Rules - Miscellaneous
Effective from 30 September 2010
36. Settlement of Disputes
The Society has an internal complaints procedure to resolve disputes with members. Any dispute which cannot be resolved may be referred to an ombudsman or any court with the relevant authority.
37. Notices
(a) Any notice to be given to the Society under these Rules must be in writing addressed to, and received by, the Secretary at the Society's head office.
(b) Any notice which the Society is not required by the legislation or these Rules or the terms and conditions of any share investment or mortgage loan to send to members personally may be given either by a notice displayed in a prominent position in every branch office or by advertisement in at least one national newspaper. Any such notice shall be assumed to have been served on the third day on which the notice has been displayed at branch offices or on the first day on which the notice has appeared in the national newspaper as the case may be.
38. Custody of the Seal and Securities
(a) The Society shall have a corporate seal and may have one or more facsimile copies of it. The Society's seal will contain its name. The Society will only use its seal with the authority of the Board and any document sealed shall be countersigned by an authorised individual. Documents may be sealed with the seal or a facsimile seal. All documents so sealed and countersigned shall be assumed to be validly executed by the Society.
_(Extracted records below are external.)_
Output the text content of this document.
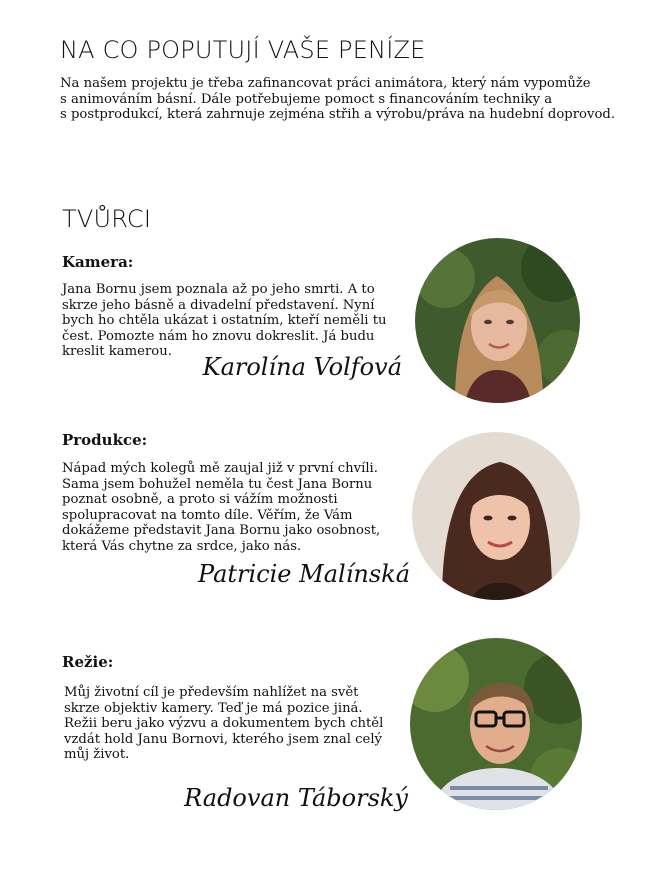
NA CO POPUTUJÍ VAŠE PENÍZE
Na našem projektu je třeba zafinancovat práci animátora, který nám vypomůže
s animováním básní. Dále potřebujeme pomoct s financováním techniky a
s postprodukcí, která zahrnuje zejména střih a výrobu/práva na hudební doprovod.
TVŮRCI
Kamera:
Jana Bornu jsem poznala až po jeho smrti. A to
skrze jeho básně a divadelní představení. Nyní
bych ho chtěla ukázat i ostatním, kteří neměli tu
čest. Pomozte nám ho znovu dokreslit. Já budu
kreslit kamerou.
Karolína Volfová
Produkce:
Nápad mých kolegů mě zaujal již v první chvíli.
Sama jsem bohužel neměla tu čest Jana Bornu
poznat osobně, a proto si vážím možnosti
spolupracovat na tomto díle. Věřím, že Vám
dokážeme představit Jana Bornu jako osobnost,
která Vás chytne za srdce, jako nás.
Patricie Malínská
Režie:
Můj životní cíl je především nahlížet na svět
skrze objektiv kamery. Teď je má pozice jiná.
Režii beru jako výzvu a dokumentem bych chtěl
vzdát hold Janu Bornovi, kterého jsem znal celý
můj život.
Radovan Táborský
(b) The Board will arrange for the safe custody of the Society's seal and any facsimile copies of it and of the Society's mortgage deeds and other securities.
39. Auditors
(a) The auditors shall be appointed at each Annual General Meeting to hold office from the end of the meeting until the end of the next Annual General Meeting.
(b) The Board shall decide the remuneration to be paid to the auditors.
40. Profits and Losses
(a) The Society may reserve all or part of the profit in any financial year either for general or specific purposes.
(b) Any loss shown in the Society's accounts for any financial year shall be met from reserves. If the reserves are insufficient, the loss shall be met by the holders of deferred share investments or subordinated debt in accordance with the terms of those investments and debts.
41. Dissolution or Winding Up
On dissolution or winding up any surplus remaining after the Society's creditors have been paid and all share investments have been repaid (according to any order of priority under the terms of issue):
(a) shall be paid in accordance with the instrument of dissolution (if any), but otherwise
(b) shall be divided among those investing members who hold deferred share investments at the relevant date and those who have held share investments of at least £100 continuously for two years at the relevant date, in either case in proportion to the amount of their share investments at the relevant date. The relevant date is the earlier of either the date of notice of a winding up or dissolution resolution or the date of presentation of a winding up petition.